One survey at Kew gardens in west London has found that the number of lichens growing there has more than doubled since 1970, when scientists recorded just 30 species.
The study has so far identified 72 species and is expected to find far more when it is finished this summer. Researchers identified one endangered species which has been seen only 13 times in the past 40 years.
The lichen, Cyphelium notarisii, was found growing on a bench at the botannical gardens, which has now been bolted to the ground to protect its valuable stowaway from being unwittingly removed and cleaned off.
Sandra Bell, a botanist at Kew, said the return of rare lichens to many urban sites shows that certain forms of air pollution are less of a problem than they once were. "Lichens are particularly sensitive to air pollution and so are valuable indicators of air quality."
Lichens are not a single organism but the result of a unique relationship between different types of algae and fungi. The alga, which is a plant, converts sunlight into chemical energy, and the fungus in return provides vital nutrients and physical protection for the alga.
Britain has about 1,700 types of lichen, which can grown on rocks and tree bark. Industrial pollution, however, has severely curtailed their range. In 1820, a lichen survey at Kew recorded 165 species. The number recorded in 1906 was just 15.
William Purvis, head of lichenology at the Natural History Museum in London, said that lichens are particularly susceptible to acid rain, caused by the release of sulphur dioxide by open fires and coal-fired power stations.
Since the Clean Air Act of 1956 - intended to combat London smogs - and the closure of many coal-fired power stations, levels of sulphur dioxide released in Britain have fallen significantly, allowing lichens to re- colonise old haunts.

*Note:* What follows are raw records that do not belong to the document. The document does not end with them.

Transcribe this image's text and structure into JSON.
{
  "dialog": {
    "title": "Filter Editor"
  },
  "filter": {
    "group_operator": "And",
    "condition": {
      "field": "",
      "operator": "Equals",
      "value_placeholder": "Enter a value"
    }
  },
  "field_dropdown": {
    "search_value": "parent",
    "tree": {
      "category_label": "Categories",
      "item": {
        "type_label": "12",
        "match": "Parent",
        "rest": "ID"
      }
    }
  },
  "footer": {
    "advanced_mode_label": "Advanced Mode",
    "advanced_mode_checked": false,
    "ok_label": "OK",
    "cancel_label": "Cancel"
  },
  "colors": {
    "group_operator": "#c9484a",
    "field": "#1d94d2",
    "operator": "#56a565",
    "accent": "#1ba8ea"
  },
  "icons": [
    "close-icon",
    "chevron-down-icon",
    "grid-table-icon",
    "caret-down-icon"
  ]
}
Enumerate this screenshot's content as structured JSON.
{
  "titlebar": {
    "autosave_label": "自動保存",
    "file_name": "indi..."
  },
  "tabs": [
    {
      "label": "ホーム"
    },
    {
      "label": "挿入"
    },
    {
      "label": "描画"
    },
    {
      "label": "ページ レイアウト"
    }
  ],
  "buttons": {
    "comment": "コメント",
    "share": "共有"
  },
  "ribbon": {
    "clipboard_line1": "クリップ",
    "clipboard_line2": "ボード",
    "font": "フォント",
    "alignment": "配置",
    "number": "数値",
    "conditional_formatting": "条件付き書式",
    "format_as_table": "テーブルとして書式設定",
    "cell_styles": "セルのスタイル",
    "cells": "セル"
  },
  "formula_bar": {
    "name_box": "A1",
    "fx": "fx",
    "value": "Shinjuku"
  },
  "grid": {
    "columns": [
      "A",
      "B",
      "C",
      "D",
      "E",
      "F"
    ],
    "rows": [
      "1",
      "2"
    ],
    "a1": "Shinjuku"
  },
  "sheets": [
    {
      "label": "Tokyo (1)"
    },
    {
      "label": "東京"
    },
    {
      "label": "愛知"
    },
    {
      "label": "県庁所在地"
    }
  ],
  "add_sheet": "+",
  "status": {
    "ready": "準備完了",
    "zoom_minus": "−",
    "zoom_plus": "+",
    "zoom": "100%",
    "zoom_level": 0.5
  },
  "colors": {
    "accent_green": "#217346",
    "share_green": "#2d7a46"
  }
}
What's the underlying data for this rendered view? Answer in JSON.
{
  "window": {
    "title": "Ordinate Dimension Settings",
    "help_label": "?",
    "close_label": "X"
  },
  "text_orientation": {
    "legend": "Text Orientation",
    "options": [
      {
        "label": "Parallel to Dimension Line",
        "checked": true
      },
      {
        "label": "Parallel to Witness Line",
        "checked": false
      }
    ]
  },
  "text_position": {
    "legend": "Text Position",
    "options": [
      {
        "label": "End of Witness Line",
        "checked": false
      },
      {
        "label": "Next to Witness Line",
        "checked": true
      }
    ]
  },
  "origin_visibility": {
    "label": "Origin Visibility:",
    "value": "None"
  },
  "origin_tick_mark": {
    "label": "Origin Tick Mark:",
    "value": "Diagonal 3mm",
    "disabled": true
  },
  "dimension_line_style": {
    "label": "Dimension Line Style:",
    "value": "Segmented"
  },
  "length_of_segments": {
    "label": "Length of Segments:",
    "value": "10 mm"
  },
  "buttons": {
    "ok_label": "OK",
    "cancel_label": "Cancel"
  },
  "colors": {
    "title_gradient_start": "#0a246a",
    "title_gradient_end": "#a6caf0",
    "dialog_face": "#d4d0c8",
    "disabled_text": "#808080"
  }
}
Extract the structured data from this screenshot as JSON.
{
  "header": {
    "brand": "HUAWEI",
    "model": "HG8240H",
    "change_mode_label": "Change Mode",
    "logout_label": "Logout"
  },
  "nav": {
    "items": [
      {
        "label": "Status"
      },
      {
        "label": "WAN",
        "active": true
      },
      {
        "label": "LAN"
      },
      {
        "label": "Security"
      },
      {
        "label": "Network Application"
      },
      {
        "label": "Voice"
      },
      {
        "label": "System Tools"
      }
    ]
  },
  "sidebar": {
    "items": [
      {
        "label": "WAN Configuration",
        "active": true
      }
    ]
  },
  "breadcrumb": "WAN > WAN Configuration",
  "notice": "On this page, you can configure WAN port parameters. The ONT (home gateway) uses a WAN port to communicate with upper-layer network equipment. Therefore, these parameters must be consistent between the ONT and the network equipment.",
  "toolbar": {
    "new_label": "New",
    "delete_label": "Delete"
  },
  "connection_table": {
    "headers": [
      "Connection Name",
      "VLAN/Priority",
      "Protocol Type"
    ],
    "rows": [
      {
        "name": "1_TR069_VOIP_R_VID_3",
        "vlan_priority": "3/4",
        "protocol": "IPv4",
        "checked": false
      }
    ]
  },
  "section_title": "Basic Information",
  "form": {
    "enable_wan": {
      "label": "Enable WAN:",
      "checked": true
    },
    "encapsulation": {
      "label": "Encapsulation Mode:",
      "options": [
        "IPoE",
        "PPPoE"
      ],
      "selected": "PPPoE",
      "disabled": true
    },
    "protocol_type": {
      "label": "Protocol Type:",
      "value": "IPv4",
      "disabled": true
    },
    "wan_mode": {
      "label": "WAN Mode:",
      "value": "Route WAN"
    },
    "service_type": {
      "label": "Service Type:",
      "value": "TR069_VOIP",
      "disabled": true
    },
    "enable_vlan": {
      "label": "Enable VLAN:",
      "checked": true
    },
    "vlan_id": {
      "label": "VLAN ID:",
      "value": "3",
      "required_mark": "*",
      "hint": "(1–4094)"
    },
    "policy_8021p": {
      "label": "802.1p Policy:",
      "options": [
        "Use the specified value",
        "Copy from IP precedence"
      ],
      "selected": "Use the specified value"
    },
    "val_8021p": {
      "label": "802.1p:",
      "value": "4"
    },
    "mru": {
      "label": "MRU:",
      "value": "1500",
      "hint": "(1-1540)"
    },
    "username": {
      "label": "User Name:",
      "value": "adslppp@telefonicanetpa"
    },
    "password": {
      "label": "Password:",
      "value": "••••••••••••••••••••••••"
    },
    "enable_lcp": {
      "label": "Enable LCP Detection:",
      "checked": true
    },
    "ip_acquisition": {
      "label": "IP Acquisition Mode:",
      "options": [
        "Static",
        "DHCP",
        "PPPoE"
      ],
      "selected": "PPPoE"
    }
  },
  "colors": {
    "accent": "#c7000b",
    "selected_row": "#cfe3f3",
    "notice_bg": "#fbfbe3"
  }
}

Dr Purvis said: "UK emissions of sulphur dioxide have decreased by 80 per cent since 1962. As a result there has been a remarkable increase in lichens. Every year we find new species."
The demise of lichen-covered trees in Victorian Britain was responsible for a famous cases of evolution in action - the demise of the mottled form of the peppered moth in favour of its black, melanic mutant.
Scientists found that the mottled form was perfectly camouflaged against predators when resting on a lichen-covered tree. When lichens disappeared, it was the relatively rare melanic form that had a better chance of not being seen by birds.